Hybrid model for systems containing both DNA and RNA. Delegates to dna2 or rna2 interaction functions based on the nucleotide type. See mythos.energy.na1.

martini/m2 — Martini 2

Coarse-grained lipid model with harmonic bonds, G96 cosine-based angles, and Lennard-Jones non-bonded interactions. Used with the GromacsSimulator. See mythos.energy.martini.

martini/m3 — Martini 3

Extends Martini 2 with CHARMM-style angle potentials. See mythos.energy.martini.

Martini Energy Functions

Martini energy functions use a different base class hierarchy than the DNA/RNA models, reflecting the different topology structure of coarse-grained lipid systems.

MartiniTopology

Describes the coarse-grained system: atom types, residue names, bond and angle connectivity. Can be loaded from a GROMACS .tpr file via MartiniTopology.from_tpr() or from an MDAnalysis Universe via MartiniTopology.from_universe().

MartiniEnergyFunction

Base class for Martini energy terms. Unlike DNA energy functions, Martini functions store atom types and residue names, and do not accept user-supplied unbonded neighbor lists.

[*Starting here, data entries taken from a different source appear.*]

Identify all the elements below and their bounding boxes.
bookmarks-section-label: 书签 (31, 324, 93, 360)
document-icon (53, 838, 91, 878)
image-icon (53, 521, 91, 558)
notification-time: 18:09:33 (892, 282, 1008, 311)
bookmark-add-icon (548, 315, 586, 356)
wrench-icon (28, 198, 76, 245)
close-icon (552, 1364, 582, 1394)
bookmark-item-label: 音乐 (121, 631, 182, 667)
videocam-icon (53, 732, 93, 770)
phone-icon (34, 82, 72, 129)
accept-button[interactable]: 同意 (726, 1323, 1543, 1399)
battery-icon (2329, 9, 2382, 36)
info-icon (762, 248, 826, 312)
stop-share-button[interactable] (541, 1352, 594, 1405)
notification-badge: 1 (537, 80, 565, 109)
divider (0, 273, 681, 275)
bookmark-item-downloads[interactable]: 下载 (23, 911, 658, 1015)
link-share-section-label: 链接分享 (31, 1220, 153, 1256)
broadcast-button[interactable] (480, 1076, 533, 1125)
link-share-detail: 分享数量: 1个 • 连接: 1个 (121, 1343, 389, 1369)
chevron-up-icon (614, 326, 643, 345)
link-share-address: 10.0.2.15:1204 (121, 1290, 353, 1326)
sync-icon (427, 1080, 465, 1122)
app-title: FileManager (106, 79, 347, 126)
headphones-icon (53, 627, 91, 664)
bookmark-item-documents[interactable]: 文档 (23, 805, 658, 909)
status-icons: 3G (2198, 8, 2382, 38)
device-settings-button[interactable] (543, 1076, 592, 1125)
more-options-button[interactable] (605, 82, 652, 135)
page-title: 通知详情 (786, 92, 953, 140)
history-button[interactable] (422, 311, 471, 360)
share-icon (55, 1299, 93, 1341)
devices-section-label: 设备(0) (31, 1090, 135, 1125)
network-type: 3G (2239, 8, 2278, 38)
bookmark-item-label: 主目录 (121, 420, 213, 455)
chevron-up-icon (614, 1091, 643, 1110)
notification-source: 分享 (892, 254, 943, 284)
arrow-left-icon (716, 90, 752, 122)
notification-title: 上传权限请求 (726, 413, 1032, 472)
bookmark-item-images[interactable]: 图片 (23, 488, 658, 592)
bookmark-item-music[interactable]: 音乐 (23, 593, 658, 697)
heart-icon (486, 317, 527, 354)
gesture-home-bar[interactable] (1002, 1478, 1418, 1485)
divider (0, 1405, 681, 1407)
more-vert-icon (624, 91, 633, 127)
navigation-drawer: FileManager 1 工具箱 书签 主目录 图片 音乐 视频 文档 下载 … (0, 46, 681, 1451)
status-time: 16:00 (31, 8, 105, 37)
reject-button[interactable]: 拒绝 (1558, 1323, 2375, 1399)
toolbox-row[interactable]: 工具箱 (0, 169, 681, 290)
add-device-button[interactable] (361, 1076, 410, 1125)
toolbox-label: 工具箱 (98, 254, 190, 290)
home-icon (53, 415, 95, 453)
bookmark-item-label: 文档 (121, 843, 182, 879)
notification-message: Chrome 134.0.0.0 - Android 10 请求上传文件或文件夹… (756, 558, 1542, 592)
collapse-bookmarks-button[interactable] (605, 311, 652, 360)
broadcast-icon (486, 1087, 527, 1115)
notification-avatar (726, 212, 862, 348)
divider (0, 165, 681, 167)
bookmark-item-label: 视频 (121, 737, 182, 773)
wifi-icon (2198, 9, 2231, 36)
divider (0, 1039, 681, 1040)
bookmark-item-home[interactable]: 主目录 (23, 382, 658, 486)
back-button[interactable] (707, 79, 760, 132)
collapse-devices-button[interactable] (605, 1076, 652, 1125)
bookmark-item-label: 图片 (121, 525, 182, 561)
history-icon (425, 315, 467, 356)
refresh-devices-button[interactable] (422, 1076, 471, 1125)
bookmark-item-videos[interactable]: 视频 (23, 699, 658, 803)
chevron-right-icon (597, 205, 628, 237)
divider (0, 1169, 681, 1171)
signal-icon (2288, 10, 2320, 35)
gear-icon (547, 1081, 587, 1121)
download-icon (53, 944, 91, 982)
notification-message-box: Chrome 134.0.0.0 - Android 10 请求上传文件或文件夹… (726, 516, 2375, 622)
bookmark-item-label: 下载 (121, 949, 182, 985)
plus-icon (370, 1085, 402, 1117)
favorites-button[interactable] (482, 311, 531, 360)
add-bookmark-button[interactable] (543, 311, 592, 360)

MartiniEnergyConfiguration

Uses a dictionary-based parameter scheme (rather than typed dataclass fields) to handle the sparse, name-dependent parameter sets typical of Martini systems. Supports parameter coupling — a single proxy parameter can control multiple underlying parameters:

couplings = {
    "eps_bead_type": ["eps_C1_C1", "eps_C1_C2", ...],
}

See mythos.energy.martini for the full API reference.